Ecological approach to studying peace and war

It is unlikely that the human capacity for inhumanity can ever be adequately explained by any one theory. We believe that all behavior is multi-determined—that is, many forces at a variety of levels contribute to any one type of behavior, including aggression.

We subscribe to what has been called an ecological approach to understanding complex behaviors. This approach involves constructs reflecting different contexts that influence individuals and are in turn influenced by those individuals. That set of constructs includes: the macrosystem, the exosystem, the microsystem, and the individual.

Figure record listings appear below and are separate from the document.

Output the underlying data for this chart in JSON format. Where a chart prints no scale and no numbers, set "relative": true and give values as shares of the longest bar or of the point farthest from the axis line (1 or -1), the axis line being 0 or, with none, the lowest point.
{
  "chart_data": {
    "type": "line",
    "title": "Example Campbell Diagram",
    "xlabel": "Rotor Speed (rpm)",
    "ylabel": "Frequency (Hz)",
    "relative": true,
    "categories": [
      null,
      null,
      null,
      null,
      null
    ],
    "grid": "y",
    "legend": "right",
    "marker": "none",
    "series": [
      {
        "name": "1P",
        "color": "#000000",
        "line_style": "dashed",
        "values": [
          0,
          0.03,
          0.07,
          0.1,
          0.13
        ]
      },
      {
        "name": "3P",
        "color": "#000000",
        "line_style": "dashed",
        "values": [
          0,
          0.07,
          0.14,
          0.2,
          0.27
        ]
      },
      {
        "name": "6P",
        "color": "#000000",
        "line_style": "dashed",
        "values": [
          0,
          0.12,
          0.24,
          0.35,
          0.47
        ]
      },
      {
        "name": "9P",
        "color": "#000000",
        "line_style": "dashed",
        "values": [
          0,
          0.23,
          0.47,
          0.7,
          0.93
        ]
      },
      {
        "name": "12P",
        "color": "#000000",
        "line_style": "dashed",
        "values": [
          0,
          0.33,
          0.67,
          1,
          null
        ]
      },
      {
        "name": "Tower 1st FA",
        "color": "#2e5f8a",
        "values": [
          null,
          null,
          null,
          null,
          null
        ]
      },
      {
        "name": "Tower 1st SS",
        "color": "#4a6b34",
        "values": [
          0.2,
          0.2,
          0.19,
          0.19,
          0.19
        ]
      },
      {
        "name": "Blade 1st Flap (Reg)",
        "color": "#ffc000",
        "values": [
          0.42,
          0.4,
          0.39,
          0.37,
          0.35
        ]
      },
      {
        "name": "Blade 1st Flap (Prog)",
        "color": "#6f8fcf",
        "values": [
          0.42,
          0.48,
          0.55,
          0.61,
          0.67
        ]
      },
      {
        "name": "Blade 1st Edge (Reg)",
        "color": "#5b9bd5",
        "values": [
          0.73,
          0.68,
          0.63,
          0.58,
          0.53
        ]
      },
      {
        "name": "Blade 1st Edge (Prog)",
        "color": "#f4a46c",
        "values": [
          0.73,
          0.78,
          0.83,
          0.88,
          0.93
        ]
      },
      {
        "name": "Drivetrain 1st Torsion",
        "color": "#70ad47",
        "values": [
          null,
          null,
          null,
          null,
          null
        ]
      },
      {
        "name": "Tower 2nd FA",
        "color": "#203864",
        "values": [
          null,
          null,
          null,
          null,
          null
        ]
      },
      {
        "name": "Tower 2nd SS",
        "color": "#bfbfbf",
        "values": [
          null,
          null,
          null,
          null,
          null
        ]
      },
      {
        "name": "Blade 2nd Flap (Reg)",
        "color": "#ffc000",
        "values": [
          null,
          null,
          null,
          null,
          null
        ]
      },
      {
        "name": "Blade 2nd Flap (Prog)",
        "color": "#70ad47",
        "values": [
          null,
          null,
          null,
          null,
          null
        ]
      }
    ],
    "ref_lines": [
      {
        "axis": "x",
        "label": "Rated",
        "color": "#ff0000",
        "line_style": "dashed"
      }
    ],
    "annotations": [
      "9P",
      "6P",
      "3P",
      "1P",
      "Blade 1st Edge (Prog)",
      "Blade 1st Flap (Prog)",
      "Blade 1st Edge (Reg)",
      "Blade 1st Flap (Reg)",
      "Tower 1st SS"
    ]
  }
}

For example, an individual’s concerns about “national security” are influenced by:

  • The values and mass media positions of the society at large (the macrosystem)
  • The views expressed in places of worship, neighborhood, and more local media (the exosystem)
  • Lessons promulgated within the home and family (the microsystem)

Moreover, individuals bring to all of their interactions their own genetic heritage and the results of their personal experiences, beginning in the womb. Sometimes that heritage and those experiences can lead individuals to behave in ways that change the microsystem, or the exosystem, or the macrosystem. Think of Gandhi, Nelson Mandela, Martin Luther King.

Consider also your own views on national security, on torture, on terrorism. How many influences on those views, at what levels of experience, can you identify?

In our next post, we start considering psychological theories that focus on thoughts and emotions that individuals bring to their interactions, as well as the thoughts and emotions they carry away from those interactions.

Individuals’ tendencies to incorporate ideas from the different environments in which they grow and to which they adapt can lead to a great deal of ingroup and outgroup thinking that can provide a basis for enduring conflict.